Next January, France will introduce a new subsidy system for the purchase of electric cars The main innovation will be the addition of emissions from manufacturing and transport as a condition of access. A measure aimed at mitigating the effects of globalization but also stopping Chinese electric cars. It has now been confirmed that this measure will also affect cars manufactured in South Korea.
As we remember, the new public funding model will mean that each model will receive an environmental assessment. Anyone who exceeds 60 points is entitled to state subsidies; the rest are excluded.
The manufacturing conditions of the battery, the type of body and the even your means of transport to France. With this movement, the French authorities want to favor cars manufactured in Europe.
Although this measure mainly targets Chinese electric cars, concerns are growing in China the industry that is South Korean role models which could also be excluded from funding, which would lead to significant competitive disadvantages.
The French government announced the final version of its aid program a few weeks ago, after which a phase of gathering opinions and accusations began. The core of the law is about assessing emissions and the CO2 footprint throughout the entire production process in order to include them in the funding criteria.
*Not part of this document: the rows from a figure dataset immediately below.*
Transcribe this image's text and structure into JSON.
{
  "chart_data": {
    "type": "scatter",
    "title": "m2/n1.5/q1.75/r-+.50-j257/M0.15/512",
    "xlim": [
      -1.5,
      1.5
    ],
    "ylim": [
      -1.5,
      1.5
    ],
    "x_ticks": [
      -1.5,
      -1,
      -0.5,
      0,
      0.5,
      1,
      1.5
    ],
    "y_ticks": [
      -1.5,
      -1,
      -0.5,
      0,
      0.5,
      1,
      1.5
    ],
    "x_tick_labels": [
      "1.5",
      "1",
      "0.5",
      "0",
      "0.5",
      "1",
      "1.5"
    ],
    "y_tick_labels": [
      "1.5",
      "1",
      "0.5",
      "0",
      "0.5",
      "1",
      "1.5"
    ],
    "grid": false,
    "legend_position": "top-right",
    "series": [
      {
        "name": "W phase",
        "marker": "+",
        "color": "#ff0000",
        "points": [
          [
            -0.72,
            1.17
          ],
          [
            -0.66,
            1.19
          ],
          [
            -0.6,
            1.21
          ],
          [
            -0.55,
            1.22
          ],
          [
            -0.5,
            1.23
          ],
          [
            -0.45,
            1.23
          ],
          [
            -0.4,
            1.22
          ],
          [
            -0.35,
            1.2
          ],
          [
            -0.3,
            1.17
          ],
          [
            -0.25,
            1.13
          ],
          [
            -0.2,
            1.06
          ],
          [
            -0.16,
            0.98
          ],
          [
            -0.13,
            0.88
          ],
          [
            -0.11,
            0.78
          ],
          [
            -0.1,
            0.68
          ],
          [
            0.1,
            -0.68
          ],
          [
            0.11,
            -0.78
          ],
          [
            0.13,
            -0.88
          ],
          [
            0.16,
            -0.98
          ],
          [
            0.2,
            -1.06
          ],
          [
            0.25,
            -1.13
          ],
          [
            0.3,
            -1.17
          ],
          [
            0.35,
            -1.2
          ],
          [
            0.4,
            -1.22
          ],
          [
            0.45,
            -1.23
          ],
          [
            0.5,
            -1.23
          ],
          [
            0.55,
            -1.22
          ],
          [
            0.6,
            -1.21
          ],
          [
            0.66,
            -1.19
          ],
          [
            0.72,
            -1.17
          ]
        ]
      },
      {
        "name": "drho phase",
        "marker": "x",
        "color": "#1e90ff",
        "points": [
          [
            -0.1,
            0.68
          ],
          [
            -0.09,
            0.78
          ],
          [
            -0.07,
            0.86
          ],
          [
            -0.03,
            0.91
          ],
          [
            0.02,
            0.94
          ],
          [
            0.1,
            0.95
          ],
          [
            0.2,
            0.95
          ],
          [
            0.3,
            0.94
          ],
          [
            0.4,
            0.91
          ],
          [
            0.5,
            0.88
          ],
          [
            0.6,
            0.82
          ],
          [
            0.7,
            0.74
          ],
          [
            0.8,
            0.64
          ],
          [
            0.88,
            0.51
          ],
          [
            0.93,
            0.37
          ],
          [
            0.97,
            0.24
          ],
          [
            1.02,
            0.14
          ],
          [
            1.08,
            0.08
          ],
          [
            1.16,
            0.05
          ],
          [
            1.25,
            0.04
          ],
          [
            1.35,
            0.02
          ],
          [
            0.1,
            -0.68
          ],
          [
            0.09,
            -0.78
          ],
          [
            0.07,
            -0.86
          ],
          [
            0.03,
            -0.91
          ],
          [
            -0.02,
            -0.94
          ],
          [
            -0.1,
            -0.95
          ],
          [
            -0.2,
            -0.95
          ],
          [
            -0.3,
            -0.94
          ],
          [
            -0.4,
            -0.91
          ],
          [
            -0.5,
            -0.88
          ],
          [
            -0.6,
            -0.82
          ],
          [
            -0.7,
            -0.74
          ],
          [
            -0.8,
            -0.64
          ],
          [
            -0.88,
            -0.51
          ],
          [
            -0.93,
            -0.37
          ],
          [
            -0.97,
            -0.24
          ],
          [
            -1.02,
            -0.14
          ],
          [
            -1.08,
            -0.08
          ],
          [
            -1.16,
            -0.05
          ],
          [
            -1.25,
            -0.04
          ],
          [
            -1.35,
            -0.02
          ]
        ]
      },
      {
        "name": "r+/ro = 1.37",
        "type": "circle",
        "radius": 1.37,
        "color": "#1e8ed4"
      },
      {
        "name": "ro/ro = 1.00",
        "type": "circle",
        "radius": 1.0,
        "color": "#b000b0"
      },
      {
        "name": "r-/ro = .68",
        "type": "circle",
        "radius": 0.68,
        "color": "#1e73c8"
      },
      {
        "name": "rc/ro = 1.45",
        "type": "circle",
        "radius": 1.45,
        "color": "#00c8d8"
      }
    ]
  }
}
Although its main goal is to stop the spread of models from the Asian giant, there is a high probability that companies from other external markets will be affected by this measure. both the South Korean and other alternatives such as the Vietnamese or the Indian.
One of South Korea’s problems was its cautious commitment to renewable energies. In 2022, the composition of the electricity mix is based predominantly on fossil fuels, which account for almost 63% of total electricity.
He Money with approx. a 34%, and gas make up the majority of this category at 28%. The remaining 37% of electricity is low-carbon, with nuclear power accounting for 28% of total electricity, while the remainder is carbon Solar energy (5%), biofuels (3%) and, to a lesser extent, wind and hydropower, which together account for just over 1% of the electricity mix.
A measure that could accelerate plans to expand production by South Korean brands in their European factories, resulting in fewer emissions in processes such as transportation, but also increased workloads in our factories.